I wonder what it would have looked like if privatization of our Social Security had been pushed through. Really – what would have happened?
So when somebody can show me a Tea Party that is coherently working out ways to actually reduce both spending, taxes, and debt maybe I’ll whistle a different tune. Probably once upon a time these Parties were against massive defense budgets, too, but now that they’re part of the mainstream I seriously doubt this is the case any longer.
I’ve written elsewhere on some of my ideas to reduce the federal government’s involvement in our lives, and I think that the national security apparatus is the place to begin – including but not limited to defense, domestic spying and other invasive “security measures” that essentially erase our civil rights.

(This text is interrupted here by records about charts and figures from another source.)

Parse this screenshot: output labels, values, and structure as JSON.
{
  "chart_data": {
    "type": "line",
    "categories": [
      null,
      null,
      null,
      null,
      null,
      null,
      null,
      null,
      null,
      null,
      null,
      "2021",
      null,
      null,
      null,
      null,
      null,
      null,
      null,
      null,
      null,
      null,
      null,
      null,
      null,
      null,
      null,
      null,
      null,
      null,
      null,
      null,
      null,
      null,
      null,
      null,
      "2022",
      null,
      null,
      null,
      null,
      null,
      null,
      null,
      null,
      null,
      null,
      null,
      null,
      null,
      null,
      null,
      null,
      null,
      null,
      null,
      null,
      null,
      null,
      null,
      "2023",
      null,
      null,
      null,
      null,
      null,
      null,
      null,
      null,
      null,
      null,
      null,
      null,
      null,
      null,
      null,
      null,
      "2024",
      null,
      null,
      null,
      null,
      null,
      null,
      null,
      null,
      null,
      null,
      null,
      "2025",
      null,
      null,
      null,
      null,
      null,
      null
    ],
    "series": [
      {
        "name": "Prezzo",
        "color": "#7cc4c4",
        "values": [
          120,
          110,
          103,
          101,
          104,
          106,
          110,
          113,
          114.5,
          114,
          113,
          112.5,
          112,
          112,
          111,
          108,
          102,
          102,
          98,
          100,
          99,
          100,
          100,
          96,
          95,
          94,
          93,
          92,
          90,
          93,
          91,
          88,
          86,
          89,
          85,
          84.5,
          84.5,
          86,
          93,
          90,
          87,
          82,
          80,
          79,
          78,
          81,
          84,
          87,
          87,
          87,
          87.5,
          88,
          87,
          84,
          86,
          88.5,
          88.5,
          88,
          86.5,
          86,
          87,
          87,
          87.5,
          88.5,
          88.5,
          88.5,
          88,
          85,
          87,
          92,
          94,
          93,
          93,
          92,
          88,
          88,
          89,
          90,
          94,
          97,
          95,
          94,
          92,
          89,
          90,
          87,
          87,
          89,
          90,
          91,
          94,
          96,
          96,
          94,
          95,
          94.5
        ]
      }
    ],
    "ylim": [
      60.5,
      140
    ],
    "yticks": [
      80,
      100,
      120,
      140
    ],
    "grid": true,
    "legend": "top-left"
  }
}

I’m much more worried about the Department of Homeland Security and the Patriot Act than I ever have been about the Stimulus package. The tentacles of government are more troubling when they have the power to indiscriminately lock up suspected terrorists and then not provide them any due process. How about we protest that, or perhaps the use of torture? Aren’t these greater threats to our liberty, our dignity, and America than upping the taxes a tiny bit on the top 2% of Americans?